If, as many surveys indicate:
- industry says college students aren't graduating with the skills they need
- most students are not prepared for college-level work
- students say they aren't prepared for college
- we know that the key to a college student's success is the personal connections he/she can make...
Meanwhile:
This article from Times Union is suggesting that the results of this poll indicate that respondents value skills more than a college degree, specifically the kind of skills you might acquire at a technical college. The article goes on to say:A Times Union/Siena Research Institute poll conducted earlier this month turned up a wide variety of opinions about education in upstate New York. Some were contradictory and some were nuanced, but there was near-unanimity on one point: Our schools need to do a better job of giving students the job skills to survive in the modern economy. [emphasis mine]
...there will always be jobs that require skill and training but not necessarily a college degree.
Others in the education field say that some high schools simply want to be able to say they send their students off to four-year-colleges.
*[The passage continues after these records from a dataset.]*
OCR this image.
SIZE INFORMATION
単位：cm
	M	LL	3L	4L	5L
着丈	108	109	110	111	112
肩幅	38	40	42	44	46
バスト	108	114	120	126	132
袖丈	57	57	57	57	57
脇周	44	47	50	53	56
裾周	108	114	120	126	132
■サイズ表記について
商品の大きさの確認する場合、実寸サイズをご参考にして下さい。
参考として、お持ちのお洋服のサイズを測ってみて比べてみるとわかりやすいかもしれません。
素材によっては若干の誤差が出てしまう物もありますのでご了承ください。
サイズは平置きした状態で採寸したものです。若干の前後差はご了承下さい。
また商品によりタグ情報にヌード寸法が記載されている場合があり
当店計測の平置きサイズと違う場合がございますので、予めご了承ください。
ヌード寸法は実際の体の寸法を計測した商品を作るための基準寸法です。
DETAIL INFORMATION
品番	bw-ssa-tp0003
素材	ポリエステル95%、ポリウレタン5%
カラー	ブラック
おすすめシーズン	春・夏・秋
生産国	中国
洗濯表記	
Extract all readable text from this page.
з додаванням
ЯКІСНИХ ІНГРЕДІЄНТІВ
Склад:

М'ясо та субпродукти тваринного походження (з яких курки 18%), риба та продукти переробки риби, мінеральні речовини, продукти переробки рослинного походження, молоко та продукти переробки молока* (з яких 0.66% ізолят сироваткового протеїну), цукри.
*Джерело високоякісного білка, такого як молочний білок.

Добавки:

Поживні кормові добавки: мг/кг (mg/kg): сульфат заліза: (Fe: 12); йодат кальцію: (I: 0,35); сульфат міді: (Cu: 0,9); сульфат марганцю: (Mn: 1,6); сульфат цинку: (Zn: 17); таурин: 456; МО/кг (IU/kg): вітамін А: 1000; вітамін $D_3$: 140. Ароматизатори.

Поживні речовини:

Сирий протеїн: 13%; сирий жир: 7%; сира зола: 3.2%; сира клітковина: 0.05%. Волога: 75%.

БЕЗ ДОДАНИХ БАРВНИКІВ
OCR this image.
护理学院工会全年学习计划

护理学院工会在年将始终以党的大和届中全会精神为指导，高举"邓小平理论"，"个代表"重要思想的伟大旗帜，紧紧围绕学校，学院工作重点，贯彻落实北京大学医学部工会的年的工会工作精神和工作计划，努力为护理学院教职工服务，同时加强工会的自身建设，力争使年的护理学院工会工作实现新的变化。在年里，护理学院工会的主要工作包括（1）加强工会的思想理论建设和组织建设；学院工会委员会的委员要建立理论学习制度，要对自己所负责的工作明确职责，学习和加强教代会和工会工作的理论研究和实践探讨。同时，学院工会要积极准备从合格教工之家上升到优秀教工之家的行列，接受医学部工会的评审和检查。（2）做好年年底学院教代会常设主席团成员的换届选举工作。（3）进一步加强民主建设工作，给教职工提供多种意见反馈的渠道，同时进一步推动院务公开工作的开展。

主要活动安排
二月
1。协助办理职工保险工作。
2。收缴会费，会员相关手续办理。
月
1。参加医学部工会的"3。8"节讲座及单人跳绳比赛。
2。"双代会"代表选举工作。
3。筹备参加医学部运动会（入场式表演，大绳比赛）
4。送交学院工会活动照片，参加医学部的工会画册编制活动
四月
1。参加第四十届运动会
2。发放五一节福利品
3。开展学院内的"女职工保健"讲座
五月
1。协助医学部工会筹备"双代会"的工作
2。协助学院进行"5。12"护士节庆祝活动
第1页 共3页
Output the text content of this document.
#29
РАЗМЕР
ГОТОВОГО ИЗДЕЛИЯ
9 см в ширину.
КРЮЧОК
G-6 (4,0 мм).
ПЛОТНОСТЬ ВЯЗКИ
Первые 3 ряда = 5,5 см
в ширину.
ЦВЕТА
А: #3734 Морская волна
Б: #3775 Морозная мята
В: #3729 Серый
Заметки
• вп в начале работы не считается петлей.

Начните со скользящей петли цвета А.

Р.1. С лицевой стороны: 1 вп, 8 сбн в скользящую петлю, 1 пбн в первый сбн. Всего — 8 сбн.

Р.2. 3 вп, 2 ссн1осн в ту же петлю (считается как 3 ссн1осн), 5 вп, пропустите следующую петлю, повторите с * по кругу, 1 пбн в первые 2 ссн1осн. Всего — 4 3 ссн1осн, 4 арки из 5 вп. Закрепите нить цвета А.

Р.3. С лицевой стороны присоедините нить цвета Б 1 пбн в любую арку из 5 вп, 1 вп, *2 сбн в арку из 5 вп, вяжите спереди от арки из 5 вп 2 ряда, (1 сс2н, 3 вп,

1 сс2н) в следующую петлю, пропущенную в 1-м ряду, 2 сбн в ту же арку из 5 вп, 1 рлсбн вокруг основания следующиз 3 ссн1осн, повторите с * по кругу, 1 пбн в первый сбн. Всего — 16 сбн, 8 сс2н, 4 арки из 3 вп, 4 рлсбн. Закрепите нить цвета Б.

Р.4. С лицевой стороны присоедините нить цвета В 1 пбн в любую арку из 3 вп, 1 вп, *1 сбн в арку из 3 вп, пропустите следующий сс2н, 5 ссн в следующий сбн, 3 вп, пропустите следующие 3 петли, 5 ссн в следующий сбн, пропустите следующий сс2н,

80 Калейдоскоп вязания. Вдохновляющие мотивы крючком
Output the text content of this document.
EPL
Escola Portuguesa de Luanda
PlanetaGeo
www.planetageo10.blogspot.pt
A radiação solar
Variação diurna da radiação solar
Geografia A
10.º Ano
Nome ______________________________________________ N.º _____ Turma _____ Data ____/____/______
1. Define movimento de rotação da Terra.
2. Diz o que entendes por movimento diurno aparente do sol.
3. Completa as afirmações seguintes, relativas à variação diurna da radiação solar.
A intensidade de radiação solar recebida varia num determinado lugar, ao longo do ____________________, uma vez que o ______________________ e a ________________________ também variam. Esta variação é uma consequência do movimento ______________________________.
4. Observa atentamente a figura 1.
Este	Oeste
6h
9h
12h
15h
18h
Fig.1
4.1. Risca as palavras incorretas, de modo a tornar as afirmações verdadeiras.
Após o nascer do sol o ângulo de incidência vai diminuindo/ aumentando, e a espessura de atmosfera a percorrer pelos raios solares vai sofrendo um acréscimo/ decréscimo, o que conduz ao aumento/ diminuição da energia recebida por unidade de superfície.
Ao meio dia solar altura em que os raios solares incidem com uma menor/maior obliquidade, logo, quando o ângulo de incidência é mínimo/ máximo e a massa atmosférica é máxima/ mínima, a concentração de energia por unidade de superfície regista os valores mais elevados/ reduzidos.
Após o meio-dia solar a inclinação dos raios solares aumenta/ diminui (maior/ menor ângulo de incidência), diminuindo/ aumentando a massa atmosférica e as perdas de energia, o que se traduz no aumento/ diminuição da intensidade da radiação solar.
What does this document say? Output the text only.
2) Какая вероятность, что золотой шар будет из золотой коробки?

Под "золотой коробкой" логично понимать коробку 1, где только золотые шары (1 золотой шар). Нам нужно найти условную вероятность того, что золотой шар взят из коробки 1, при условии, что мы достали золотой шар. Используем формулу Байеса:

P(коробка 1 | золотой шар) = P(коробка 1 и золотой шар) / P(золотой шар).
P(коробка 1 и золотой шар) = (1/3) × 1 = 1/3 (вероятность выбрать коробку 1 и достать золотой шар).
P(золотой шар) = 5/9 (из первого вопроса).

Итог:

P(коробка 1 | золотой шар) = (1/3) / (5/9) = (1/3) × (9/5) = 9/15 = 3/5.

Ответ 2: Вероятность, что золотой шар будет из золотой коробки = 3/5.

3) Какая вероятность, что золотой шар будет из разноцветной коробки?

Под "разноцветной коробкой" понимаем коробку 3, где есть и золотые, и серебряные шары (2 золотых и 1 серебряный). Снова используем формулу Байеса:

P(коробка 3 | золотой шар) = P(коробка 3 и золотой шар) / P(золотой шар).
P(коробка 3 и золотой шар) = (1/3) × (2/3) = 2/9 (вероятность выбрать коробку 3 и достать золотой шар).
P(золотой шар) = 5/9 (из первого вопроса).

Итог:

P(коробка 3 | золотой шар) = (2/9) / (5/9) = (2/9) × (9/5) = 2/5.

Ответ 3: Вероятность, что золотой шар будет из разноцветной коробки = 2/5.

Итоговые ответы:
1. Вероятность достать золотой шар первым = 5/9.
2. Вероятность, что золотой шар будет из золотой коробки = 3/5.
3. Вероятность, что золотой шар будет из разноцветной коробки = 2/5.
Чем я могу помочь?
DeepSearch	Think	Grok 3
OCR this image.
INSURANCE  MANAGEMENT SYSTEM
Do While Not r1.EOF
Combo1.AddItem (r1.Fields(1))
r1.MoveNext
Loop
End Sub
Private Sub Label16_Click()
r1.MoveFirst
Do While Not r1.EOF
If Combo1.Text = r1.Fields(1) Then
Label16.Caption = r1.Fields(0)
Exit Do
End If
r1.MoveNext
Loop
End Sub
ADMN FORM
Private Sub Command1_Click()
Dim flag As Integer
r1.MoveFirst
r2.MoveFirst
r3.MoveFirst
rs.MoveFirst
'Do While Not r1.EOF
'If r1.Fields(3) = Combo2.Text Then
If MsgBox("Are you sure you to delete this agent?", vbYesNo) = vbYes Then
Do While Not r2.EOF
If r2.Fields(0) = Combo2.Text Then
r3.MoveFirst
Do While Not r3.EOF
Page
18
That's the kind of thing that looks good on rankings of schools.
But now students are taking note of programs offered by BOCES offices, or career-focused schools that can serve as pipelines to the job market; others provide actual workplace experiences.Hmm. So is the real problem that we aren't graduating students with degrees? Or that we aren't putting a quality education behind that degree? It seems that we place the responsibility for the quality - the "what" and "how" - of an education on the instructor and the curriculum. That would leave technology's job to help out the graduation rate - the "how," "when," and "where."
There's one question we often ignore: WHO?